Houston finds itself needing to win at least one of these next two games at Fenway Park in order to keep its season alive and push this series back to Minute Maid Park. The first effort to do so will be behind Zack Greinke, who has been tabbed for Game 4 on Tuesday.
Aside from receiving an effective outing from the veteran, which is obvious -- and Cristian Javier, who will almost certainly make an appearance -- here are three keys for the Astros to get back into the ALCS:
1) Get going early
Sure, it’s obvious that scoring early would help the Astros’ chances. But their struggles in the opening innings of these playoffs have become particularly exacerbated given that it’s been in these moments that the Red Sox have largely done their most damage.
Innings 1-3, (ALCS vs. playoffs total)
BOS: 1.327 OPS | 1.215 OPS
HOU: .462 OPS | .683 OPS
The Astros are 10-31 (.244 winning percentage) this season when trailing after three innings, and it’s worth noting that 1) that mark is above league average (.235), and 2) they had a comeback after the third inning of their win in Game 1, thanks to home run heroics from Jose Altuve and Carlos Correa.
Speaking of, those two have been all but silent since that late-innings magic, going a combined 1-for-9 in each of the two games since. Alex Bregman has also had a quiet series, going 2-for-12 with zero RBIs.
Playing from behind, especially with such a wide deficit, creates a different brand of offense. It leads to pressure and urgency on each pitch.
“It does put pressure on your offense, and then what it does for the other team, the other team has a sense of relaxation and the pitcher feels that he just needs to throw strikes,” Astros manager Dusty Baker said. “When that happens, a relaxed pitcher can throw strikes. There's no pressure on him other than to throw strikes. He’s not worried about us hitting the ball out of the ballpark.”
2) Get into Boston’s bullpen early
Forcing manager Alex Cora to turn to his relief corps would go far beyond giving the Red Sox a taste of their own medicine. Because Cora deploys his pitching staff so aggressively, openly saying before this series that he would use his starters in high-leverage relief, it would behoove Houston to force him to do so.
Eduardo Rodriguez (Monday’s starter) and Nick Pivetta (Tuesday’s starter) were both available for such situations in Games 1 and 2, but Cora never needed them. Imagine if he did -- who would he have turned to as the series shifted back to Fenway? Tanner Houck? A full-blown bullpen game?
These things are easier said than done, but because Cora rolls the dice in such a drastic risk-versus-reward way at this time of year, his pitching staff could be vulnerable -- if Houston can exploit it earlier.
“They hit three grand slams in two games,” Baker said. “We’ve got to come out tomorrow, hold them and then score ourselves early.”
3) Castro over Maldonado?
Martín Maldonado went 0-for-2 on Monday and is now 1-for-21 this postseason. He was pulled in the seventh inning of Game 2 for Jason Castro, which was more a product of the game being well out of reach. But it also could foreshadow how Baker handles the catching situation the next two days -- and beyond.
Given the way Boston is hitting (and pitching), and that Houston’s pitching staff is so depleted, it’s clear that the Astros are going to need to slug their way back into this series. And given the way Maldonado is hitting, shaking things up could be necessary.

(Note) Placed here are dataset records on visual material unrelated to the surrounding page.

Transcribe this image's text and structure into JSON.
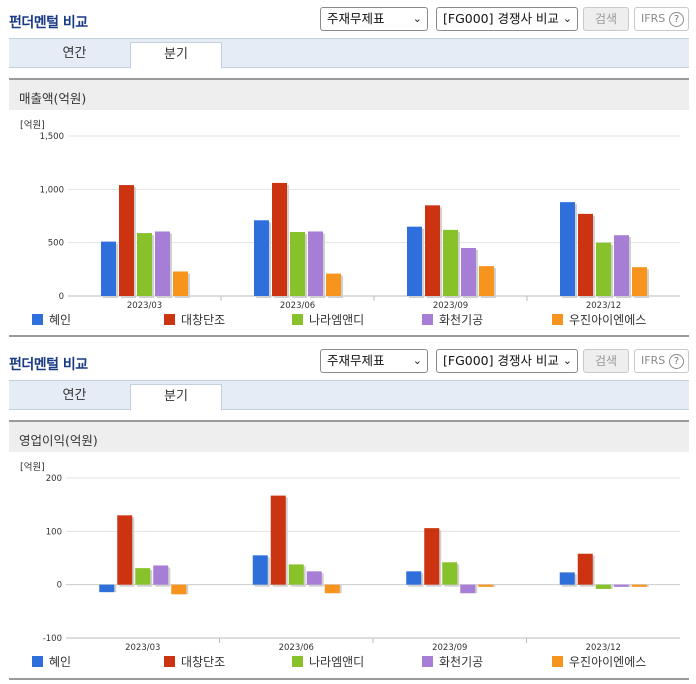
{
  "panels": [
    {
      "title": "펀더멘털 비교",
      "select_main": "주재무제표",
      "select_compare": "[FG000] 경쟁사 비교",
      "search_label": "검색",
      "ifrs_label": "IFRS",
      "help_glyph": "?",
      "tabs": [
        {
          "label": "연간",
          "active": false
        },
        {
          "label": "분기",
          "active": true
        }
      ],
      "section_title": "매출액(억원)",
      "chart_unit": "[억원]"
    },
    {
      "title": "펀더멘털 비교",
      "select_main": "주재무제표",
      "select_compare": "[FG000] 경쟁사 비교",
      "search_label": "검색",
      "ifrs_label": "IFRS",
      "help_glyph": "?",
      "tabs": [
        {
          "label": "연간",
          "active": false
        },
        {
          "label": "분기",
          "active": true
        }
      ],
      "section_title": "영업이익(억원)",
      "chart_unit": "[억원]"
    }
  ],
  "legend": [
    {
      "name": "혜인",
      "color": "#2f6fdc"
    },
    {
      "name": "대창단조",
      "color": "#cc3311"
    },
    {
      "name": "나라엠앤디",
      "color": "#88c22a"
    },
    {
      "name": "화천기공",
      "color": "#a77ed6"
    },
    {
      "name": "우진아이엔에스",
      "color": "#f7941d"
    }
  ],
  "chart_data": [
    {
      "type": "bar",
      "title": "매출액(억원)",
      "ylabel": "[억원]",
      "categories": [
        "2023/03",
        "2023/06",
        "2023/09",
        "2023/12"
      ],
      "ylim": [
        0,
        1500
      ],
      "yticks": [
        0,
        500,
        1000,
        1500
      ],
      "ytick_labels": [
        "0",
        "500",
        "1,000",
        "1,500"
      ],
      "series": [
        {
          "name": "혜인",
          "values": [
            510,
            710,
            650,
            880
          ]
        },
        {
          "name": "대창단조",
          "values": [
            1040,
            1060,
            850,
            770
          ]
        },
        {
          "name": "나라엠앤디",
          "values": [
            590,
            600,
            620,
            500
          ]
        },
        {
          "name": "화천기공",
          "values": [
            605,
            605,
            450,
            570
          ]
        },
        {
          "name": "우진아이엔에스",
          "values": [
            230,
            210,
            280,
            270
          ]
        }
      ]
    },
    {
      "type": "bar",
      "title": "영업이익(억원)",
      "ylabel": "[억원]",
      "categories": [
        "2023/03",
        "2023/06",
        "2023/09",
        "2023/12"
      ],
      "ylim": [
        -100,
        200
      ],
      "yticks": [
        -100,
        0,
        100,
        200
      ],
      "ytick_labels": [
        "-100",
        "0",
        "100",
        "200"
      ],
      "series": [
        {
          "name": "혜인",
          "values": [
            -14,
            55,
            25,
            23
          ]
        },
        {
          "name": "대창단조",
          "values": [
            130,
            167,
            106,
            58
          ]
        },
        {
          "name": "나라엠앤디",
          "values": [
            31,
            38,
            42,
            -8
          ]
        },
        {
          "name": "화천기공",
          "values": [
            36,
            25,
            -16,
            -4
          ]
        },
        {
          "name": "우진아이엔에스",
          "values": [
            -18,
            -16,
            -4,
            -4
          ]
        }
      ]
    }
  ]
}
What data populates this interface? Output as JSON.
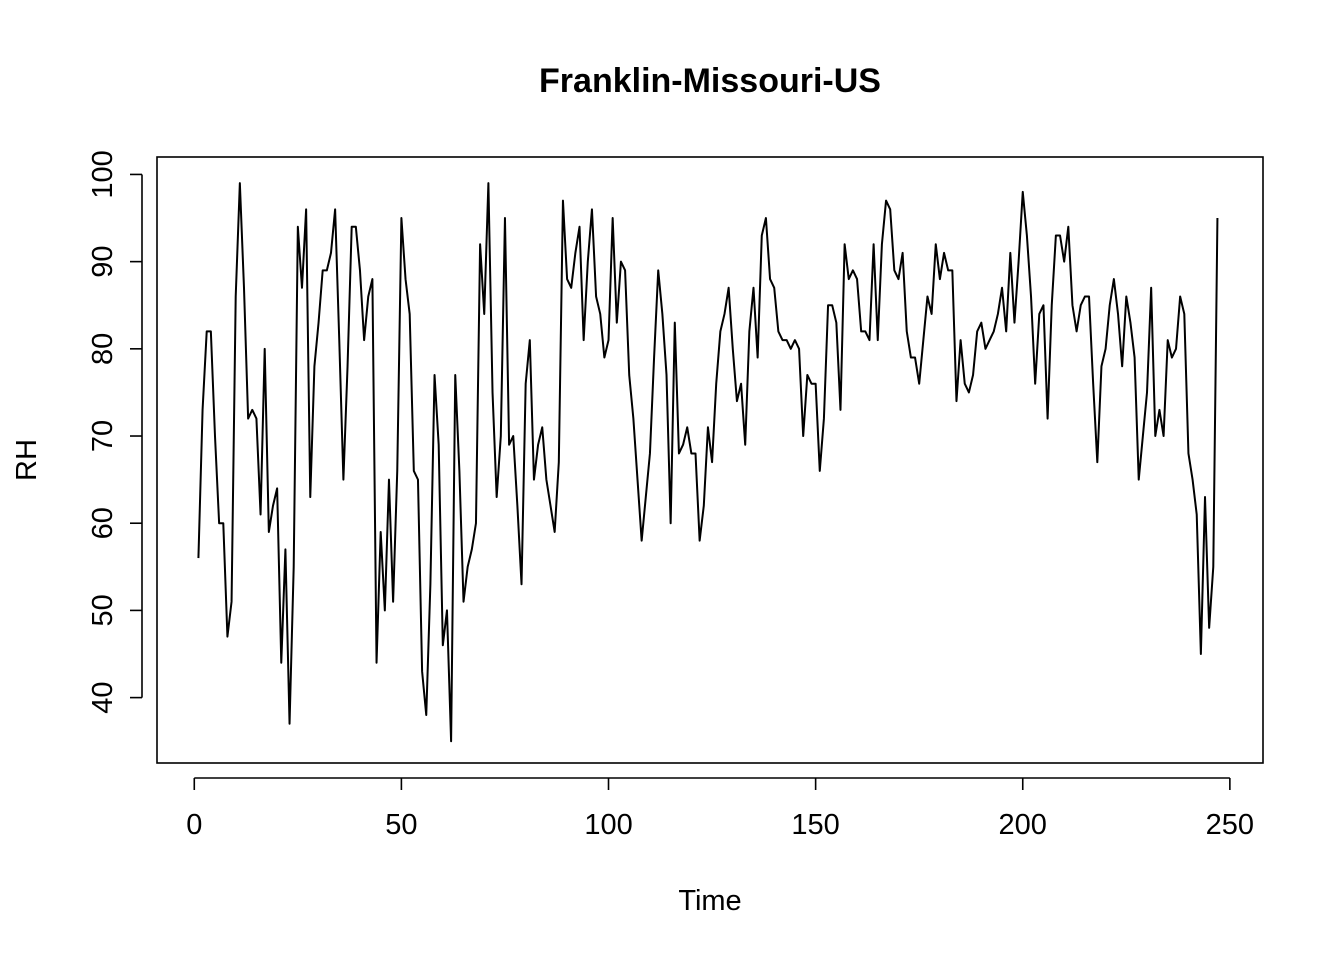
{
  "chart_data": {
    "type": "line",
    "title": "Franklin-Missouri-US",
    "xlabel": "Time",
    "ylabel": "RH",
    "xlim": [
      -9,
      258
    ],
    "ylim": [
      32.5,
      102
    ],
    "x_ticks": [
      0,
      50,
      100,
      150,
      200,
      250
    ],
    "x_tick_labels": [
      "0",
      "50",
      "100",
      "150",
      "200",
      "250"
    ],
    "y_ticks": [
      40,
      50,
      60,
      70,
      80,
      90,
      100
    ],
    "y_tick_labels": [
      "40",
      "50",
      "60",
      "70",
      "80",
      "90",
      "100"
    ],
    "grid": false,
    "legend": "none",
    "colors": {
      "line": "#000000",
      "background": "#ffffff"
    },
    "x_start": 1,
    "series": [
      {
        "values": [
          56,
          73,
          82,
          82,
          70,
          60,
          60,
          47,
          51,
          86,
          99,
          87,
          72,
          73,
          72,
          61,
          80,
          59,
          62,
          64,
          44,
          57,
          37,
          55,
          94,
          87,
          96,
          63,
          78,
          83,
          89,
          89,
          91,
          96,
          81,
          65,
          78,
          94,
          94,
          89,
          81,
          86,
          88,
          44,
          59,
          50,
          65,
          51,
          66,
          95,
          88,
          84,
          66,
          65,
          43,
          38,
          53,
          77,
          69,
          46,
          50,
          35,
          77,
          66,
          51,
          55,
          57,
          60,
          92,
          84,
          99,
          75,
          63,
          70,
          95,
          69,
          70,
          62,
          53,
          76,
          81,
          65,
          69,
          71,
          65,
          62,
          59,
          67,
          97,
          88,
          87,
          91,
          94,
          81,
          90,
          96,
          86,
          84,
          79,
          81,
          95,
          83,
          90,
          89,
          77,
          72,
          65,
          58,
          63,
          68,
          79,
          89,
          84,
          77,
          60,
          83,
          68,
          69,
          71,
          68,
          68,
          58,
          62,
          71,
          67,
          76,
          82,
          84,
          87,
          80,
          74,
          76,
          69,
          82,
          87,
          79,
          93,
          95,
          88,
          87,
          82,
          81,
          81,
          80,
          81,
          80,
          70,
          77,
          76,
          76,
          66,
          72,
          85,
          85,
          83,
          73,
          92,
          88,
          89,
          88,
          82,
          82,
          81,
          92,
          81,
          92,
          97,
          96,
          89,
          88,
          91,
          82,
          79,
          79,
          76,
          81,
          86,
          84,
          92,
          88,
          91,
          89,
          89,
          74,
          81,
          76,
          75,
          77,
          82,
          83,
          80,
          81,
          82,
          84,
          87,
          82,
          91,
          83,
          90,
          98,
          93,
          86,
          76,
          84,
          85,
          72,
          85,
          93,
          93,
          90,
          94,
          85,
          82,
          85,
          86,
          86,
          76,
          67,
          78,
          80,
          85,
          88,
          84,
          78,
          86,
          83,
          79,
          65,
          70,
          75,
          87,
          70,
          73,
          70,
          81,
          79,
          80,
          86,
          84,
          68,
          65,
          61,
          45,
          63,
          48,
          55,
          95
        ]
      }
    ]
  }
}
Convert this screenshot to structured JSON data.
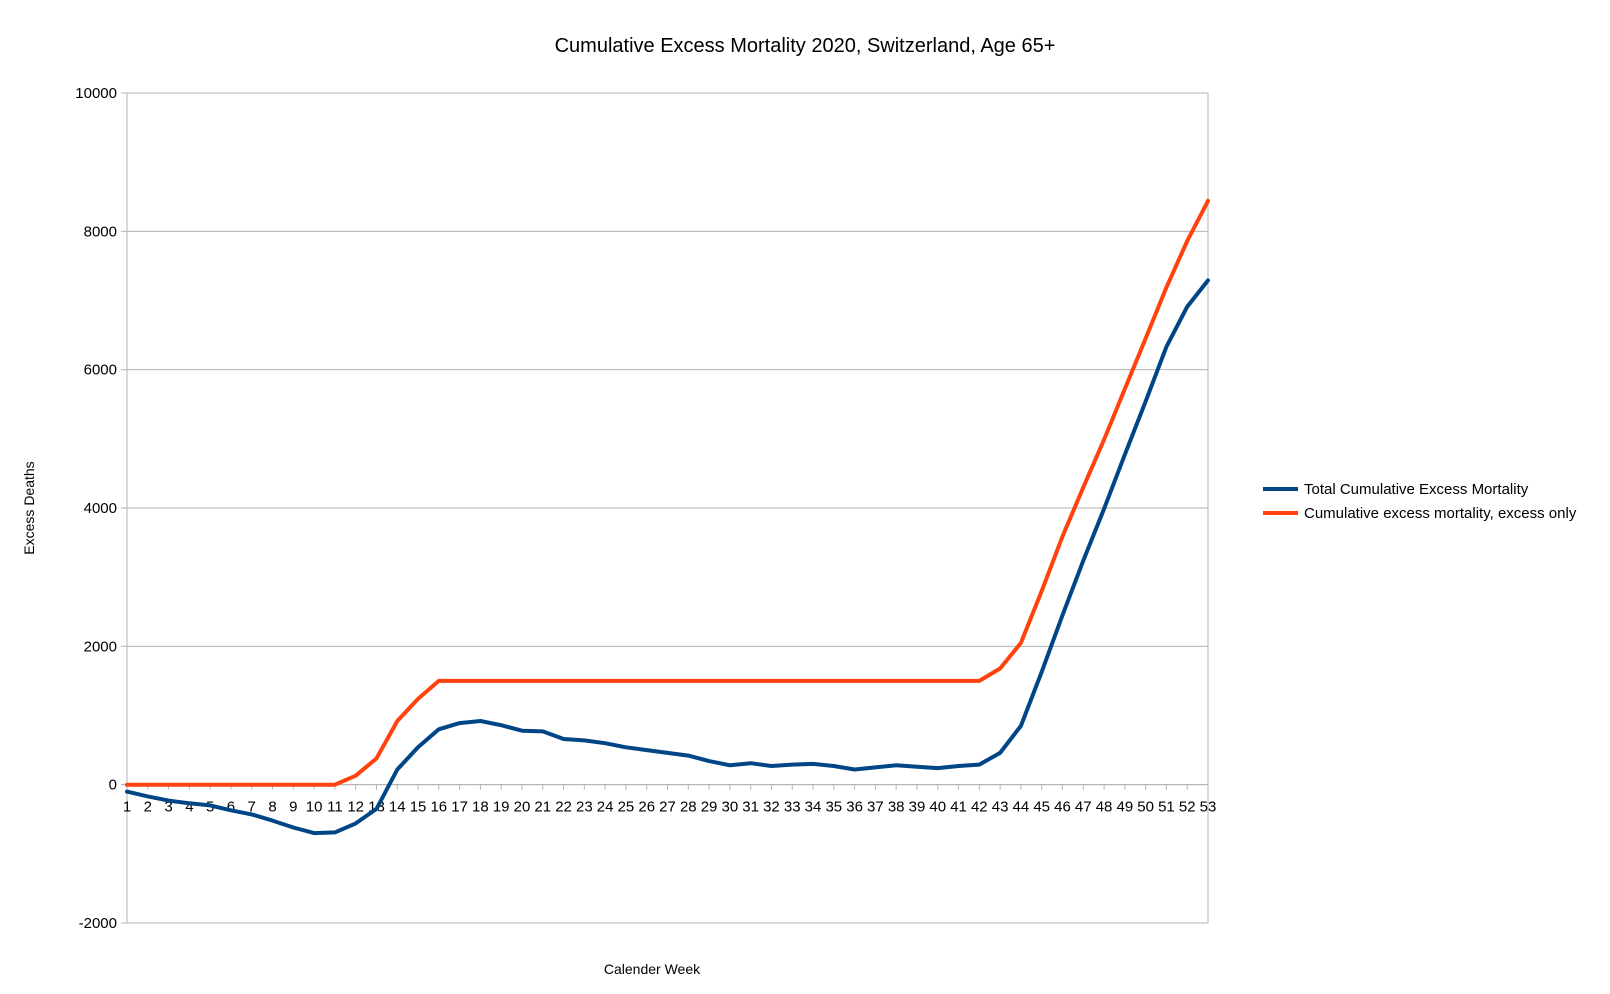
{
  "chart_data": {
    "type": "line",
    "title": "Cumulative Excess Mortality 2020, Switzerland, Age 65+",
    "xlabel": "Calender Week",
    "ylabel": "Excess Deaths",
    "ylim": [
      -2000,
      10000
    ],
    "yticks": [
      -2000,
      0,
      2000,
      4000,
      6000,
      8000,
      10000
    ],
    "grid": true,
    "legend_position": "right",
    "categories": [
      "1",
      "2",
      "3",
      "4",
      "5",
      "6",
      "7",
      "8",
      "9",
      "10",
      "11",
      "12",
      "13",
      "14",
      "15",
      "16",
      "17",
      "18",
      "19",
      "20",
      "21",
      "22",
      "23",
      "24",
      "25",
      "26",
      "27",
      "28",
      "29",
      "30",
      "31",
      "32",
      "33",
      "34",
      "35",
      "36",
      "37",
      "38",
      "39",
      "40",
      "41",
      "42",
      "43",
      "44",
      "45",
      "46",
      "47",
      "48",
      "49",
      "50",
      "51",
      "52",
      "53"
    ],
    "series": [
      {
        "name": "Total Cumulative Excess Mortality",
        "color": "#004586",
        "values": [
          -100,
          -170,
          -230,
          -270,
          -300,
          -370,
          -430,
          -520,
          -620,
          -700,
          -690,
          -560,
          -350,
          220,
          540,
          800,
          890,
          920,
          860,
          780,
          770,
          660,
          640,
          600,
          540,
          500,
          460,
          420,
          340,
          280,
          310,
          270,
          290,
          300,
          270,
          220,
          250,
          280,
          260,
          240,
          270,
          290,
          460,
          850,
          1630,
          2450,
          3240,
          3990,
          4770,
          5540,
          6330,
          6910,
          7290
        ]
      },
      {
        "name": "Cumulative excess mortality, excess only",
        "color": "#ff420e",
        "values": [
          0,
          0,
          0,
          0,
          0,
          0,
          0,
          0,
          0,
          0,
          0,
          130,
          380,
          920,
          1240,
          1500,
          1500,
          1500,
          1500,
          1500,
          1500,
          1500,
          1500,
          1500,
          1500,
          1500,
          1500,
          1500,
          1500,
          1500,
          1500,
          1500,
          1500,
          1500,
          1500,
          1500,
          1500,
          1500,
          1500,
          1500,
          1500,
          1500,
          1680,
          2050,
          2800,
          3590,
          4300,
          4990,
          5720,
          6450,
          7190,
          7860,
          8440
        ]
      }
    ]
  }
}
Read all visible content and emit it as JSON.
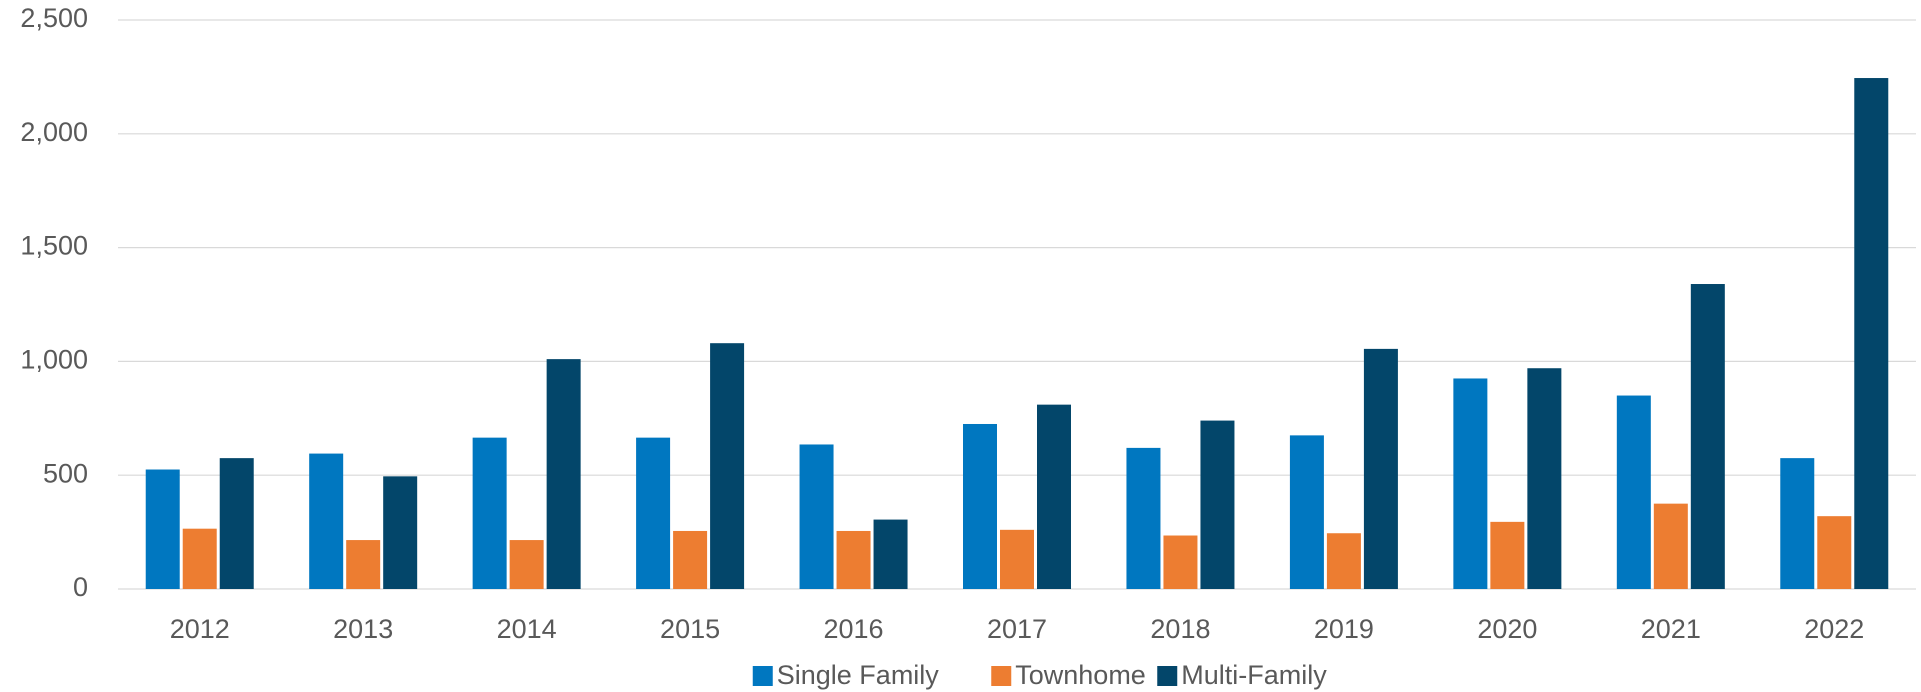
{
  "chart_data": {
    "type": "bar",
    "categories": [
      "2012",
      "2013",
      "2014",
      "2015",
      "2016",
      "2017",
      "2018",
      "2019",
      "2020",
      "2021",
      "2022"
    ],
    "series": [
      {
        "name": "Single Family",
        "color": "#0077c0",
        "values": [
          525,
          595,
          665,
          665,
          635,
          725,
          620,
          675,
          925,
          850,
          575
        ]
      },
      {
        "name": "Townhome",
        "color": "#ed7d31",
        "values": [
          265,
          215,
          215,
          255,
          255,
          260,
          235,
          245,
          295,
          375,
          320
        ]
      },
      {
        "name": "Multi-Family",
        "color": "#03466a",
        "values": [
          575,
          495,
          1010,
          1080,
          305,
          810,
          740,
          1055,
          970,
          1340,
          2245
        ]
      }
    ],
    "ylim": [
      0,
      2500
    ],
    "yticks": [
      0,
      500,
      {
        "value": 1000,
        "label": "1,000"
      },
      {
        "value": 1500,
        "label": "1,500"
      },
      {
        "value": 2000,
        "label": "2,000"
      },
      {
        "value": 2500,
        "label": "2,500"
      }
    ],
    "grid": true,
    "legend": "bottom"
  }
}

Castro might’ve been considered for Game 3 against Rodriguez, though his .561 OPS this year against lefties illustrates why that would’ve been a poor pocket to install him. With Boston likely starting Pivetta in Game 4, Castro -- who this season had a .917 OPS and seven homers against righties -- could be the stronger option. Castro caught Greinke in three games this season for 18 total innings.
Maldonado has been so valuable to Houston’s pitching staff, and with its arms in a vulnerable state, steering from him would be a risk. But the opportunity cost could be some much-needed offense.